Dopo un’estate deludente segue un autunno che non si prospetta di certo ricco di iniziative. Anzi… Perché non pensare anche per Atripalda a una sagra autunnale che da un lato riscopra qualche antica usanza e dall’altro dia anche la possibilità di aggregazione e socializzazione in un periodo dell’anno che non favorisce molto questo aspetto del vivere comune? Per fare questo è necessario andare a riscoprire quello che siamo stati, le cose che abbiamo cancellato, e riportarle a nuova vita. Potremmo pensare ad esempio al fatto che ad Atripalda, per la presenza del mercato settimanale, che notoriamente è stato per il passato il più grande e importante della provincia, vi è stata una continua contaminazione con gli usi di altre comunità che hanno arricchito la nostra tradizione in tutto, dalle arti ai mestieri fino ai sapori. Se si fosse capace di riproporre alcuni antichi sapori, si potrebbe seguire le orme di chi è riuscito a far conoscere degli usi oggi scomparsi, esportando oltre i confini provinciali la nostra ristorazione ed entrando di diritto nelle guide specializzate. Chi non ha mai sentito parlare, anche se vagamente, delle “carnacottare”? Nei vicoli di via Tripoli le carnacottare erano delle specialiste nel preparare piatti a base di carne povera, come trippa, lingua, fegato, rognone, ecc. con cui realizzavano succulente ricette.

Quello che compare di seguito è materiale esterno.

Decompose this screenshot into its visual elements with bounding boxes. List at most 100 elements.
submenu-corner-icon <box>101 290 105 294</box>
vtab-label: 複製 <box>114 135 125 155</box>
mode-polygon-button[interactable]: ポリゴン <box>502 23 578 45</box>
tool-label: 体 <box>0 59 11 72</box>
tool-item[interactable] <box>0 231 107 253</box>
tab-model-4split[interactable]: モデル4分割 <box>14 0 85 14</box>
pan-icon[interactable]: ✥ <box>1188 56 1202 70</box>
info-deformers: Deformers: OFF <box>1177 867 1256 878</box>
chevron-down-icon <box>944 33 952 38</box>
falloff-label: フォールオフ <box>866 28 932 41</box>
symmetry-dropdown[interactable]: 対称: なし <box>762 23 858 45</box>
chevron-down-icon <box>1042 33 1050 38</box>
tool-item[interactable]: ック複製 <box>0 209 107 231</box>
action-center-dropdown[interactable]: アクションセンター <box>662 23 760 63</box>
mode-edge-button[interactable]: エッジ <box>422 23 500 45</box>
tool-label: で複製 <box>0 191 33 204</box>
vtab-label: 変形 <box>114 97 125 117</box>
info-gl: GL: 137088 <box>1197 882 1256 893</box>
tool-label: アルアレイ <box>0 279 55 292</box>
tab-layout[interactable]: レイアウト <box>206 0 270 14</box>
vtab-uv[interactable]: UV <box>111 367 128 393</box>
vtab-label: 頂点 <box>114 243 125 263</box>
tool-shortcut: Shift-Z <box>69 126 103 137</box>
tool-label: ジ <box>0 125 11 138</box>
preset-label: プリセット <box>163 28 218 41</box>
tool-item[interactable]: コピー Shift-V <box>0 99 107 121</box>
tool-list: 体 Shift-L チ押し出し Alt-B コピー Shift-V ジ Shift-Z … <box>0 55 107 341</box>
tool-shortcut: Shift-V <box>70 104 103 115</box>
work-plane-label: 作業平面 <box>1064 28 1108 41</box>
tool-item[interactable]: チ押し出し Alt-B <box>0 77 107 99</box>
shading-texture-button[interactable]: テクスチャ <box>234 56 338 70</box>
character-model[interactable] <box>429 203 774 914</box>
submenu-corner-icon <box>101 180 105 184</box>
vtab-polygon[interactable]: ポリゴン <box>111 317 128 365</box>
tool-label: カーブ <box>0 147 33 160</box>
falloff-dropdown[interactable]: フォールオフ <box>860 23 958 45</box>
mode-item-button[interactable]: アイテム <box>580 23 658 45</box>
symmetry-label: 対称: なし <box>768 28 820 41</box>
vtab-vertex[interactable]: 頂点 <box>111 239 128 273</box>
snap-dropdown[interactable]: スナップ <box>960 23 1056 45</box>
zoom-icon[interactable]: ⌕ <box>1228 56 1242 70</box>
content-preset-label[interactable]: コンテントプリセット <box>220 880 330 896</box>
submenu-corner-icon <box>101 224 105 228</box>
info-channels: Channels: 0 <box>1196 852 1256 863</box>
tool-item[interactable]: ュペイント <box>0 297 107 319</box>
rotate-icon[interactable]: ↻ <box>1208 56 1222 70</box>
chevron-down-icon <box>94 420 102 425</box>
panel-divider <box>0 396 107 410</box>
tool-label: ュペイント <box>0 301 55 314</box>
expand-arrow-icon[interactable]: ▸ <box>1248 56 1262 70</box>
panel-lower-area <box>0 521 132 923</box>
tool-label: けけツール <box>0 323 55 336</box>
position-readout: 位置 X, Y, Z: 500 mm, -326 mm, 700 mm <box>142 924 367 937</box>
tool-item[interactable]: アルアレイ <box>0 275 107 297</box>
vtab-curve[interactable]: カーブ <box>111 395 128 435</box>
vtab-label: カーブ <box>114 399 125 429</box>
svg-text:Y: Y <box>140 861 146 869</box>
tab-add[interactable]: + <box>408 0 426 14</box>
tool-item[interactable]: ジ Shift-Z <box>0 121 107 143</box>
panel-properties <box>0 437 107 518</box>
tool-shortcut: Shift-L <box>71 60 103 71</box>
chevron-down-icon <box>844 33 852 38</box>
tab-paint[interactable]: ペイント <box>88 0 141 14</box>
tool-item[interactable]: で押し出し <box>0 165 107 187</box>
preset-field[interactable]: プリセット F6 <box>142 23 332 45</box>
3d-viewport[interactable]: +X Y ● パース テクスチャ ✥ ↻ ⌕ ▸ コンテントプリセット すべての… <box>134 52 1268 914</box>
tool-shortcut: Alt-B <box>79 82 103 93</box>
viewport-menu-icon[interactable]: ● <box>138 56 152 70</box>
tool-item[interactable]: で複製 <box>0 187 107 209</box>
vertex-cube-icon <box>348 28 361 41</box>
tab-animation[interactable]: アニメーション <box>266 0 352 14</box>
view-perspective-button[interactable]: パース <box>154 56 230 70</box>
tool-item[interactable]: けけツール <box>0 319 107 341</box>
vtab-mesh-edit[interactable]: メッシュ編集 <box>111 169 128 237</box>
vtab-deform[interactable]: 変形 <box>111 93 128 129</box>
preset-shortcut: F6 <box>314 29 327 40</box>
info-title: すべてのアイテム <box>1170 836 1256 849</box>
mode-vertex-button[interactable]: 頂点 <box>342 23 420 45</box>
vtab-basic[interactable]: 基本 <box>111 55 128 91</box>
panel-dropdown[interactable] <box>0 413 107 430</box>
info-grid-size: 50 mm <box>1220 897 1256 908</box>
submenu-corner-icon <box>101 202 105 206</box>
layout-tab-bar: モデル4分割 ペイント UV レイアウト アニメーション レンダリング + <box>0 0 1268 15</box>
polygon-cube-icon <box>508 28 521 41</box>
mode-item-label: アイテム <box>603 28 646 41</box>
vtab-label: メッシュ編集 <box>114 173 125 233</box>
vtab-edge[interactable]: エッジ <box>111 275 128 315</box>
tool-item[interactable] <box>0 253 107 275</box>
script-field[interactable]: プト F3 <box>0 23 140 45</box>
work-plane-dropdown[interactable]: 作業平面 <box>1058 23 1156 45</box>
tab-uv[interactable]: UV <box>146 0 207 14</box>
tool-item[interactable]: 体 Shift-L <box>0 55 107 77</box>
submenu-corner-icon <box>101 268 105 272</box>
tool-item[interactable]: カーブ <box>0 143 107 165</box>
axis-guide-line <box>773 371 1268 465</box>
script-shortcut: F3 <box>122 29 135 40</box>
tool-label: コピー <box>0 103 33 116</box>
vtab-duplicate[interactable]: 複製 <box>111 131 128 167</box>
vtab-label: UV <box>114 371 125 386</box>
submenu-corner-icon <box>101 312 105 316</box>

In molti testi poi Atripalda viene annoverata come la patria del “mugliatiello” e del baccalà in tutte le sue varianti: la realizzazione di tali piatti attraverso delle sagre tematiche, nel pieno rispetto della normativa vigente, potrebbe garantire un notevole guadagno economico e servire da volano per rilanciare altri aspetti di cultura popolare, che è altrettanto importante quanto la cultura accademica. Atripalda ha un patrimonio immenso che si è tentato di cancellare nel nome di una presunta modernità: vale la pena tentare di riscoprirlo attraverso la riproposizione di usi, arti e mestieri, che a volte nulla avevano da invidiare a quello che veniva solitamente realizzato solo a Napoli.